Le CH d’Armentières arrête l’usage du protoxyde d’azote et de certains gaz halogénés en anesthésie
Au cœur des Flandres, le Centre Hospitalier d’Armentières, membre du GHT Hôpitaux Publics Grand Lille, vient de franchir une étape majeure : depuis le 30 juin 2025, l’établissement a définitivement tourné la page du protoxyde d’azote, ce gaz hilarant aux allures inoffensives mais au lourd bilan carbone. Il entame de plus une sortie progressive des gaz halogénés en anesthésie. Une décision forte, prise dans une dynamique nationale, qui allie engagement écologique, amélioration des conditions de travail des soignants, sécurité des patients et efficacité médico-économique.
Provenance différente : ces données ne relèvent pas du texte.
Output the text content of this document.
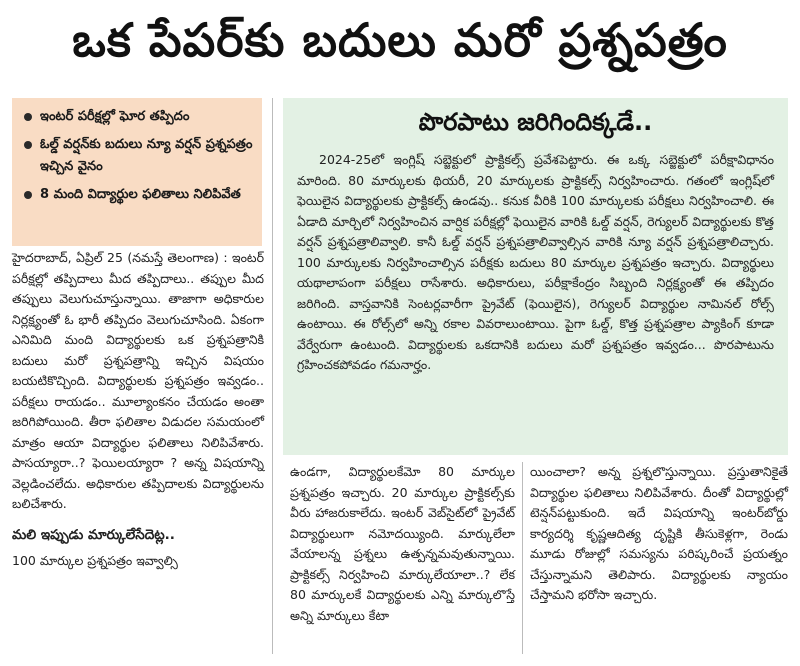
ఒక పేపర్‌కు బదులు మరో ప్రశ్నపత్రం
ఇంటర్ పరీక్షల్లో ఘోర తప్పిదం
ఓల్డ్ వర్షన్‌కు బదులు న్యూ వర్షన్ ప్రశ్నపత్రం ఇచ్చిన వైనం
8 మంది విద్యార్థుల ఫలితాలు నిలిపివేత

హైదరాబాద్, ఏప్రిల్ 25 (నమస్తే తెలంగాణ) : ఇంటర్ పరీక్షల్లో తప్పిదాలు మీద తప్పిదాలు.. తప్పుల మీద తప్పులు వెలుగుచూస్తున్నాయి. తాజాగా అధికారుల నిర్లక్ష్యంతో ఓ భారీ తప్పిదం వెలుగుచూసింది. ఏకంగా ఎనిమిది మంది విద్యార్థులకు ఒక ప్రశ్నపత్రానికి బదులు మరో ప్రశ్నపత్రాన్ని ఇచ్చిన విషయం బయటికొచ్చింది. విద్యార్థులకు ప్రశ్నపత్రం ఇవ్వడం.. పరీక్షలు రాయడం.. మూల్యాంకనం చేయడం అంతా జరిగిపోయింది. తీరా ఫలితాల విడుదల సమయంలో మాత్రం ఆయా విద్యార్థుల ఫలితాలు నిలిపివేశారు. పాస‌య్యారా..? ఫెయిలయ్యారా ? అన్న విషయాన్ని వెల్లడించలేదు. అధికారుల తప్పిదాలకు విద్యార్థులను బలిచేశారు.

మలి ఇప్పుడు మార్కులేసేదెట్ల..

100 మార్కుల ప్రశ్నపత్రం ఇవ్వాల్సి

పొరపాటు జరిగిందిక్కడే..
2024-25లో ఇంగ్లిష్ సబ్జెక్టులో ప్రాక్టికల్స్ ప్రవేశపెట్టారు. ఈ ఒక్క సబ్జెక్టులో పరీక్షావిధానం మారింది. 80 మార్కులకు థియరీ, 20 మార్కులకు ప్రాక్టికల్స్ నిర్వహించారు. గతంలో ఇంగ్లిష్‌లో ఫెయిలైన విద్యార్థులకు ప్రాక్టికల్స్ ఉండవు.. కనుక వీరికి 100 మార్కులకు పరీక్షలు నిర్వహించాలి. ఈ ఏడాది మార్చిలో నిర్వహించిన వార్షిక పరీక్షల్లో ఫెయిలైన వారికి ఓల్డ్ వర్షన్, రెగ్యులర్ విద్యార్థులకు కొత్త వర్షన్ ప్రశ్నపత్రాలివ్వాలి. కానీ ఓల్డ్ వర్షన్ ప్రశ్నపత్రాలివ్వాల్సిన వారికి న్యూ వర్షన్ ప్రశ్నపత్రాలిచ్చారు. 100 మార్కులకు నిర్వహించాల్సిన పరీక్షకు బదులు 80 మార్కుల ప్రశ్నపత్రం ఇచ్చారు. విద్యార్థులు యథాలాపంగా పరీక్షలు రాసేశారు. అధికారులు, పరీక్షాకేంద్రం సిబ్బంది నిర్లక్ష్యంతో ఈ తప్పిదం జరిగింది. వాస్తవానికి సెంటర్లవారీగా ప్రైవేట్ (ఫెయిలైన), రెగ్యులర్ విద్యార్థుల నామినల్ రోల్స్ ఉంటాయి. ఈ రోల్స్‌లో అన్ని రకాల వివరాలుంటాయి. పైగా ఓల్డ్, కొత్త ప్రశ్నపత్రాల ప్యాకింగ్ కూడా వేర్వేరుగా ఉంటుంది. విద్యార్థులకు ఒకదానికి బదులు మరో ప్రశ్నపత్రం ఇవ్వడం... పొరపాటును గ్రహించకపోవడం గమనార్హం.
ఉండగా, విద్యార్థులకేమో 80 మార్కుల ప్రశ్నపత్రం ఇచ్చారు. 20 మార్కుల ప్రాక్టికల్స్‌కు వీరు హాజరుకాలేదు. ఇంటర్ వెబ్‌సైట్‌లో ప్రైవేట్ విద్యార్థులుగా నమోదయ్యింది. మార్కులేలా వేయాలన్న ప్రశ్నలు ఉత్పన్నమవుతున్నాయి. ప్రాక్టికల్స్ నిర్వహించి మార్కులేయాలా..? లేక 80 మార్కులకే విద్యార్థులకు ఎన్ని మార్కులొస్తే అన్ని మార్కులు కేటా
యించాలా? అన్న ప్రశ్నలొస్తున్నాయి. ప్రస్తుతానికైతే విద్యార్థుల ఫలితాలు నిలిపివేశారు. దీంతో విద్యార్థుల్లో టెన్షన్‌పట్టుకుంది. ఇదే విషయాన్ని ఇంటర్‌బోర్డు కార్యదర్శి కృష్ణఆదిత్య దృష్టికి తీసుకెళ్లగా, రెండు మూడు రోజుల్లో సమస్యను పరిష్కరించే ప్రయత్నం చేస్తున్నామని తెలిపారు. విద్యార్థులకు న్యాయం చేస్తామని భరోసా ఇచ్చారు.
Un acte fort, responsable et sécurisé
Longtemps utilisé pour ses propriétés anesthésiantes et analgésiques, le protoxyde d’azote est un gaz à effet de serre près de 300 fois plus puissant que le CO₂. Son abandon, acté en 2025, s’inscrit dans une démarche globale de réduction de l’empreinte carbone du secteur hospitalier, tout en préservant la qualité des soins. « Nous ne pouvions plus ignorer la responsabilité climatique du protoxyde d’azote, ni les risques d’exposition chronique pour les équipes », explique le Dr Yannick Nani, anesthésiste-réanimateur. L’arrêt de son utilisation a été préparé avec soin, accompagné d’une montée en compétence des équipes sur les alternatives disponibles : anesthésie intraveineuse, hypnose, analgésie multimodale et techniques locorégionales.
L’impact sanitaire du protoxyde d’azote sur les soignants est également bien documenté : maux de tête, troubles neurologiques, altération de la vitamine B12, et effets à long terme liés aux fuites de gaz dans les circuits d’anesthésie de plus de 100.000 tonnes eq.CO2 en France. Sa suppression au CH d’Armentières a permis de réduire l’exposition passive des équipes, d’améliorer leur environnement de travail et de renforcer les contraintes techniques, notamment la surveillance des fuites et la maintenance des réservoirs de gaz.
Cette transition ne représente pas un surcoût, mais à l’inverse une économie de 7 711 euros par an.
Cette transition ne représente pas un surcoût, mais à l’inverse une économie globale. En supprimant le protoxyde d’azote, le CH d’Armentières a réduit ses frais de maintenance des circuits de distribution et éliminé les coûts liés aux consommables spécifiques à ce gaz. Une économie de 7 711 euros par an.
Une sortie progressive des gaz halogénés
Après l’arrêt du protoxyde d’azote, l’hôpital poursuit sa trajectoire décarbonée avec la suppression programmée du Desflurane, un gaz halogéné au PRG (pouvoir de réchauffement global) 2 540 fois supérieur à celui du CO₂. « On avait l’habitude d’utiliser des halogénés par réflexe. Aujourd’hui, on se pose davantage la question du pourquoi et on opte pour des techniques plus ciblées, moins polluantes, parfois plus confortables pour le patient », témoigne Alexandre Seghier, infirmier anesthésiste. Cette sortie s’accompagne d’une révision complète des pratiques et des équipements, pour une anesthésie toujours plus sûre et respectueuse de l’environnement.
Le CH d’Armentières s’inscrit pleinement dans la stratégie nationale de transition écologique du système de santé, portée par l’ADEME, le ministère de la Santé et la SFAR et se positionne comme un établissement pilote au sein de son GHT. Ces instances encouragent la suppression des gaz à fort impact carbone et le recours à des alternatives sobres, un modèle qui peut servir de référence pour d’autres établissements souhaitant amorcer une transition vertueuse sans compromettre la qualité des soins.
L’hôpital de demain se dessine aujourd’hui
Avec cette double initiative, le Centre Hospitalier d’Armentières prouve qu’un hôpital peut conjuguer excellence médicale, innovation organisationnelle et engagement environnemental. Une anesthésie durable est non seulement possible, mais elle devient une nécessité éthique, écologique et économique.
Ce projet, porté par les équipes, témoigne de l’engagement de l’ensemble des professionnels dans notre démarche plus globale de qualité et de maîtrise des risques.
Ce challenge réussi est le fruit d’une synergie entre professionnels de santé impliqués et responsables, dans une optique claire : comment amener un service de soins à devenir éco-responsable, au profit de la qualité et de la sécurité des usagers au quotidien. « Ce projet, porté par les équipes, témoigne de l’engagement de l’ensemble des professionnels dans notre démarche plus globale de qualité et de maîtrise des risques », souligne Nathalie Borgne, directrice déléguée.